Nessa noite, quando entrou no quarto, a Marta espreitou o céu e o que
podia ver do Universo, tentando imaginar como era viajar até à terra que ia
ter a sorte de receber o seu pai.
«Deve ser assim...», magicava ela, «... quando eu digo “do outro lado
da rua”, estou a pensar na rua que existe depois de atravessar a estrada;
se vou ao encontro das minhas amigas “do outro lado do pátio”, corro pelo
pátio...» E a Marta ficava a pensar se o avião que levava o pai até ao outro
lado do mundo furava as nuvens sem sequer pedir licença.«Só espero que
não magoe as estrelas», dizia para si mesma, com as mãos e o queixo
apoiados no parapeito da janela.
E terá sido essa noite e todas as que se seguiram até o pai regressar
– em que a Marta se punha à janela a pensar em lugares distantes, com
pessoas de outras raças, com roupas diferentes das suas e modos de falar
que desconhecia – que tornaram aquele presente ainda mais misterioso:
no dia em que chegou do Oriente, juntamente com um abraço tão grande
como as saudades que a Marta sentia, o pai ofereceu-lhe um leque.
A Marta sabia o que era um leque. Costumava ver a avó com leques na
mão, a abanar-se nas tardes de verão, enquanto tomava chá com as outras
senhoras. Só que nunca tinha visto um leque daquele tamanho. Fechado,
era tão comprido como dois lápis de carvão – daqueles que usava na escola.
Aberto, mostrava um mocho entre flores, e conseguia tapar a cara e o corpo
da Marta até à cintura, quase não deixando adivinhar quem é que se punha
por trás dele.
– Escolhi este leque para ti – explicou o pai. – Comprei-o no mercado,
a um contador de histórias que me disse tratar-se de um leque mágico.

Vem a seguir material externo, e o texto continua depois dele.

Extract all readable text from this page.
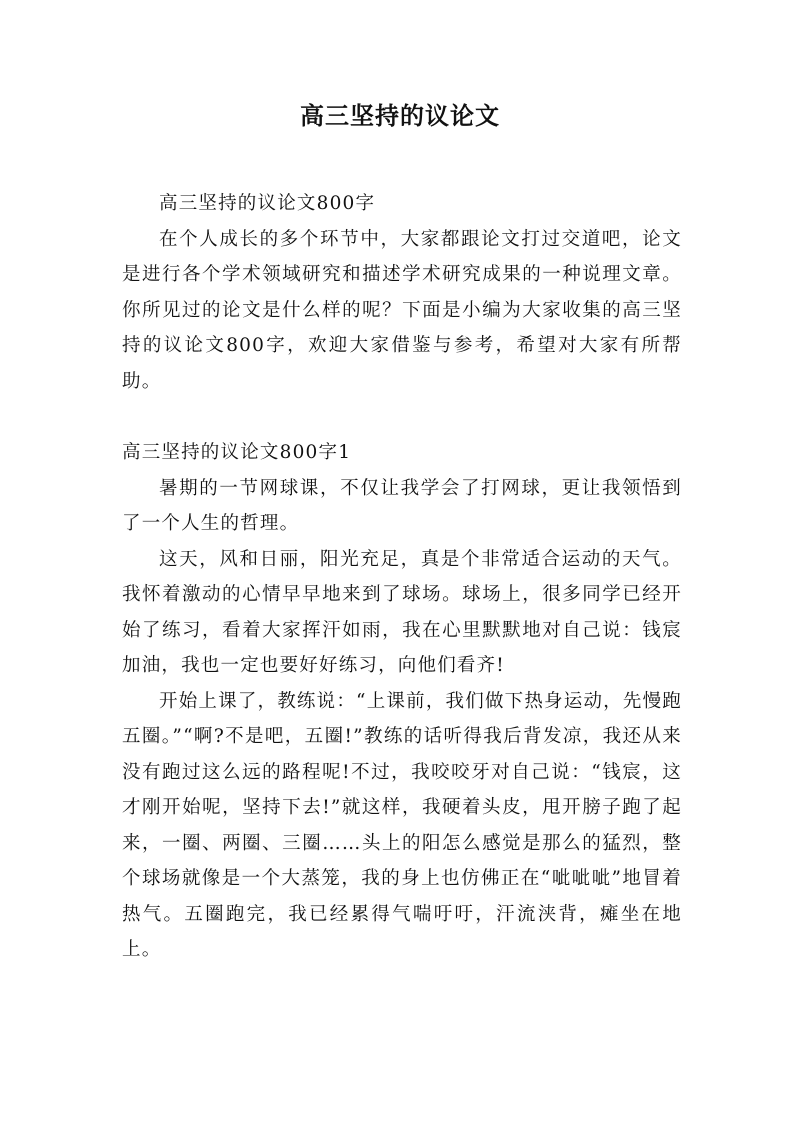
高三坚持的议论文

高三坚持的议论文800字

在个人成长的多个环节中，大家都跟论文打过交道吧，论文是进行各个学术领域研究和描述学术研究成果的一种说理文章。你所见过的论文是什么样的呢？下面是小编为大家收集的高三坚持的议论文800字，欢迎大家借鉴与参考，希望对大家有所帮助。

高三坚持的议论文800字1

暑期的一节网球课，不仅让我学会了打网球，更让我领悟到了一个人生的哲理。

这天，风和日丽，阳光充足，真是个非常适合运动的天气。我怀着激动的心情早早地来到了球场。球场上，很多同学已经开始了练习，看着大家挥汗如雨，我在心里默默地对自己说：钱宸加油，我也一定也要好好练习，向他们看齐!

开始上课了，教练说：“上课前，我们做下热身运动，先慢跑五圈。”“啊?不是吧，五圈!”教练的话听得我后背发凉，我还从来没有跑过这么远的路程呢!不过，我咬咬牙对自己说：“钱宸，这才刚开始呢，坚持下去!”就这样，我硬着头皮，甩开膀子跑了起来，一圈、两圈、三圈……头上的阳怎么感觉是那么的猛烈，整个球场就像是一个大蒸笼，我的身上也仿佛正在“呲呲呲”地冒着热气。五圈跑完，我已经累得气喘吁吁，汗流浃背，瘫坐在地上。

Quando eu me ri, ele fez cara séria e insistiu que o leque tinha mesmo
poderes mágicos. Disse-me que era único no mundo, mas que mo vendia,
pois acreditava que iria parar às mãos certas – acrescentou, com ar de quem
tivesse achado graça, embora sem dar muita importância ao contador de
histórias.
Contudo, assim que ouviu o pai falar, a Marta confiou na mensagem
daquele senhor que ela nunca vira. Primeiro, porque ele era contador de
histórias e, embora os contadores brinquem com a imaginação, ela sabia
que há sempre muitas verdades nas histórias, mesmo nas de fantasia.

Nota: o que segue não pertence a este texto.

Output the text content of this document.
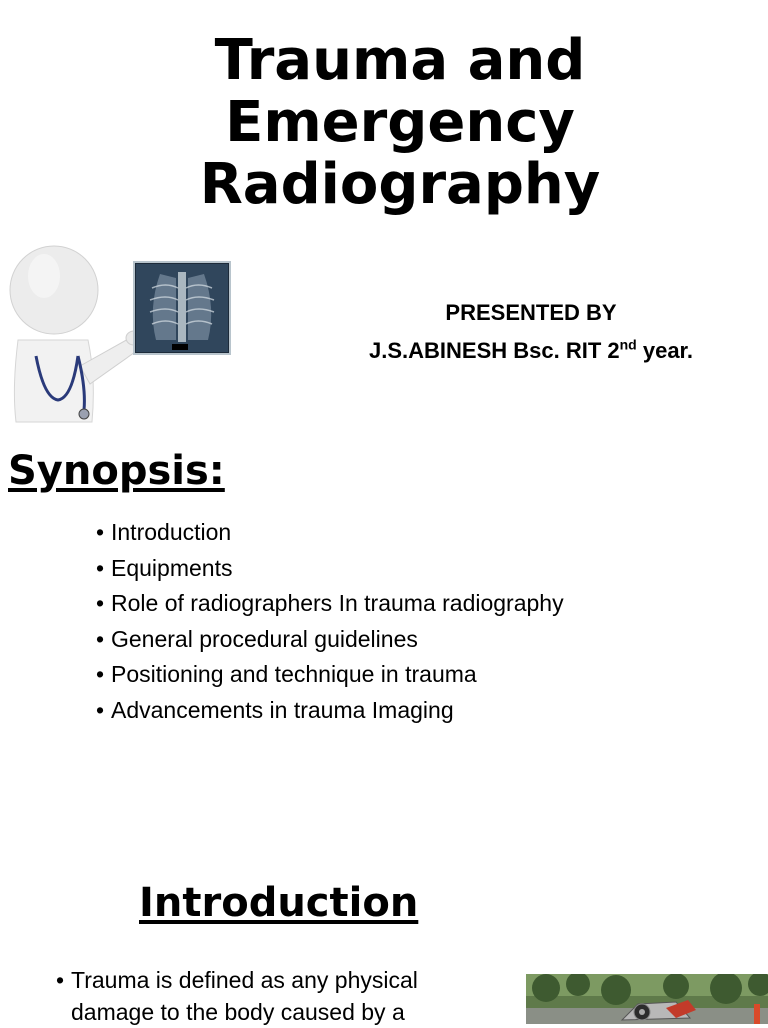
Trauma and Emergency Radiography
PRESENTED BY
J.S.ABINESH Bsc. RIT 2nd year.
Synopsis:
• Introduction
• Equipments
• Role of radiographers In trauma radiography
• General procedural guidelines
• Positioning and technique in trauma
• Advancements in trauma Imaging
Introduction
• Trauma is defined as any physical damage to the body caused by a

Depois, a Marta pensou que, se tinha ido à janela todas as noites tentar
espreitar o outro lado do mundo e imaginar como era viver em terras tão
distantes, talvez algures no Oriente alguém se tivesse lembrado dela...
– Obrigada, pai! – disse, encantada, pensando que aquela era a última
coisa que esperava receber do outro lado do mundo.